図2に示す電気培養装置1を培養に使用した。硫酸還元菌群は、土壌より取得し馴化したものを継代培養して用いた。硫酸還元菌群の初期添加量は50mLに対して107〜108cells/mLの懸濁液を1mLとした。酸化還元電位は、0.4V、−0.1V、−0.6Vとした。また、電圧印加を行わずに培養を行い、これを比較データとした。培養期間は一週間とした。この培養液の硫酸イオン(SO42−)濃度をイオンクロマトアナライザ(ICS-1500、DIONEX製)により測定した。また、硫酸還元菌群無添加で且つ電圧印加を行わなかった培養液についても硫酸イオン濃度を測定し、これをcontrolとした。
【0101】
結果を図11に示す。酸化還元電位を−0.6V、−0.1Vとして培養した条件では、比較データより硫酸イオン濃度が低かったことから、電圧印加を行わずに培養した条件よりも高い硫酸還元活性を示すことが確認された。0.4Vでは比較データより硫酸還元活性が低かった。したがって、−0.6V〜−0.1Vが硫酸還元菌にとっての至適酸化還元電位であると判断した。特に、−0.1V付近と、−0.6V付近に酸化還元電位を制御することで硫酸還元菌の硫酸還元活性を高められることが明らかとなった。
【図面の簡単な説明】
【0102】
【図1】本発明の微生物の活性制御方法の実施形態の一例を示す概念図である。
【図2】実験に使用した電気培養装置の概念図である。
【図3】Fe(III)−EDTAを添加した培養液のサイクリックボルタンメトリー測定結果を示す図である。

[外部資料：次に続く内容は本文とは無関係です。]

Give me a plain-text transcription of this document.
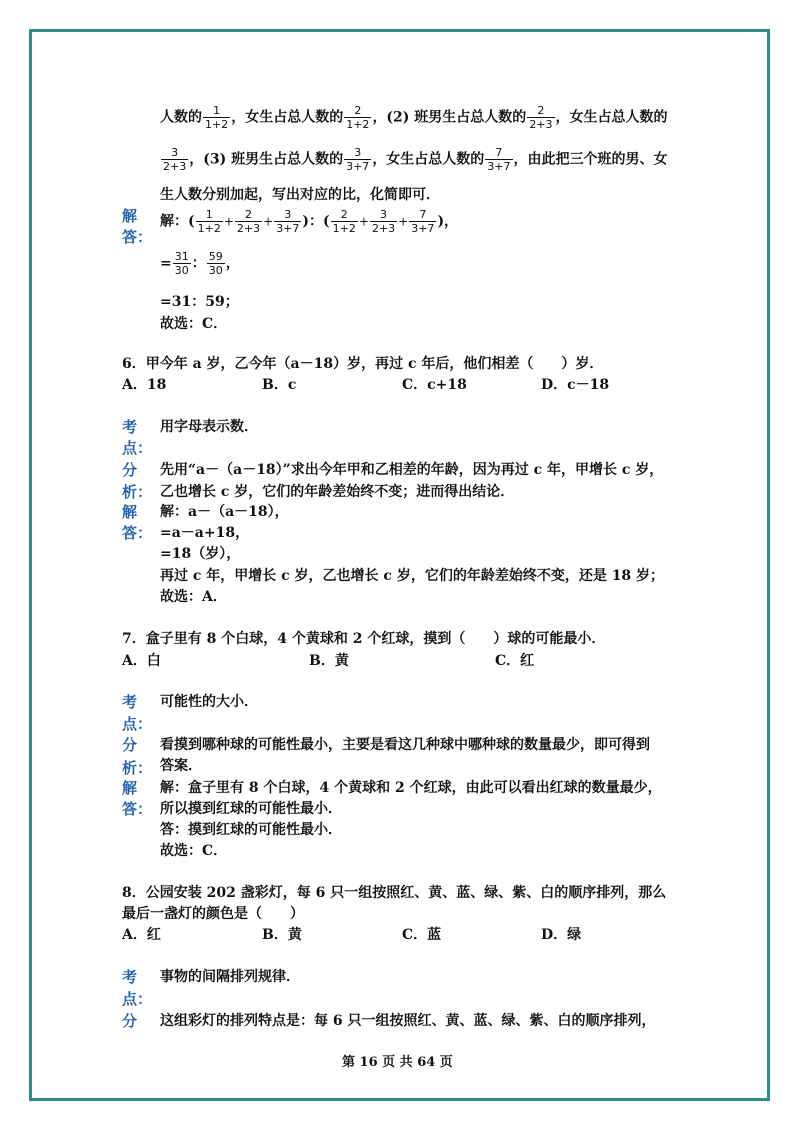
人数的 $\frac{1}{1+2}$ ，女生占总人数的 $\frac{2}{1+2}$ ，(2) 班男生占总人数的 $\frac{2}{2+3}$ ，女生占总人数的
$\frac{3}{2+3}$ ，(3) 班男生占总人数的 $\frac{3}{3+7}$ ，女生占总人数的 $\frac{7}{3+7}$ ，由此把三个班的男、女
生人数分别加起，写出对应的比，化简即可．
解
答：
解：( $\frac{1}{1+2} + \frac{2}{2+3} + \frac{3}{3+7}$ )：( $\frac{2}{1+2} + \frac{3}{2+3} + \frac{7}{3+7}$ )，
= $\frac{31}{30}$ ： $\frac{59}{30}$ ，
=31：59；
故选：C．
6．甲今年 a 岁，乙今年（a－18）岁，再过 c 年后，他们相差（　　）岁．
A．18	B．c	C．c+18	D．c－18
考
点：
用字母表示数．
分
析：
先用“a－（a－18）”求出今年甲和乙相差的年龄，因为再过 c 年，甲增长 c 岁，
乙也增长 c 岁，它们的年龄差始终不变；进而得出结论．
解
答：
解：a－（a－18），
=a－a+18，
=18（岁），
再过 c 年，甲增长 c 岁，乙也增长 c 岁，它们的年龄差始终不变，还是 18 岁；
故选：A．
7．盒子里有 8 个白球，4 个黄球和 2 个红球，摸到（　　）球的可能最小．
A．白	B．黄	C．红
考
点：
可能性的大小．
分
析：
看摸到哪种球的可能性最小，主要是看这几种球中哪种球的数量最少，即可得到
答案．
解
答：
解：盒子里有 8 个白球，4 个黄球和 2 个红球，由此可以看出红球的数量最少，
所以摸到红球的可能性最小．
答：摸到红球的可能性最小．
故选：C．
8．公园安装 202 盏彩灯，每 6 只一组按照红、黄、蓝、绿、紫、白的顺序排列，那么
最后一盏灯的颜色是（　　）
A．红	B．黄	C．蓝	D．绿
考
点：
事物的间隔排列规律．
分 这组彩灯的排列特点是：每 6 只一组按照红、黄、蓝、绿、紫、白的顺序排列，
第 16 页 共 64 页
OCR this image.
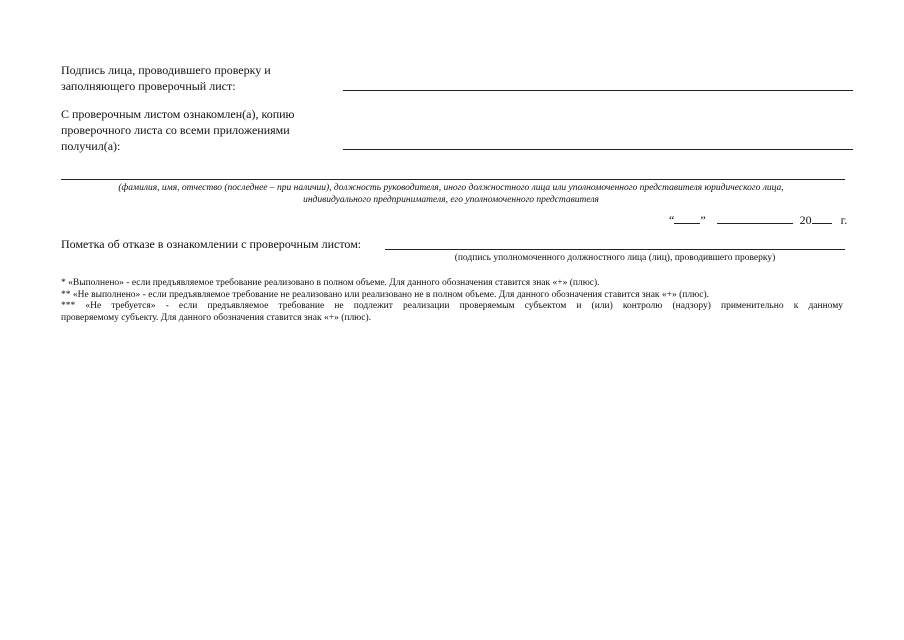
Подпись лица, проводившего проверку и
заполняющего проверочный лист:
С проверочным листом ознакомлен(а), копию
проверочного листа со всеми приложениями
получил(а):
(фамилия, имя, отчество (последнее – при наличии), должность руководителя, иного должностного лица или уполномоченного представителя юридического лица,
индивидуального предпринимателя, его уполномоченного представителя
“ ”	20 г.
Пометка об отказе в ознакомлении с проверочным листом:
(подпись уполномоченного должностного лица (лиц), проводившего проверку)
* «Выполнено» - если предъявляемое требование реализовано в полном объеме. Для данного обозначения ставится знак «+» (плюс).
** «Не выполнено» - если предъявляемое требование не реализовано или реализовано не в полном объеме. Для данного обозначения ставится знак «+» (плюс).
*** «Не требуется» - если предъявляемое требование не подлежит реализации проверяемым субъектом и (или) контролю (надзору) применительно к данному
проверяемому субъекту. Для данного обозначения ставится знак «+» (плюс).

【図4】PCE脱塩素活性の酸化還元電位依存性を示す図である。
【図5】培養期間とPCE脱塩素活性の関係を示す図である。
【図6】PCE脱塩素微生物群の微生物生育数の酸化還元電位依存性を示す図である。
【図7】培養期間中の培養液の電流値変化を示す図である。
【図8】DCE脱塩素活性の酸化還元電位依存性を示す図である。
【図9】VC脱塩素活性の酸化還元電位依存性を示す図である。
【図10】VC脱塩素微生物群の微生物生育数の酸化還元電位依存性を示す図である。
【図11】硫酸還元活性の酸化還元電位依存性を示す図である。
【図12】PCEからETHまでの一連の脱塩素反応を示す図である。
【図13】本発明の微生物の活性制御方法の実施形態の他の例を示す概念図である。
【図14】本発明の微生物の活性制御方法の実施形態のさらに他の例を示す概念図である。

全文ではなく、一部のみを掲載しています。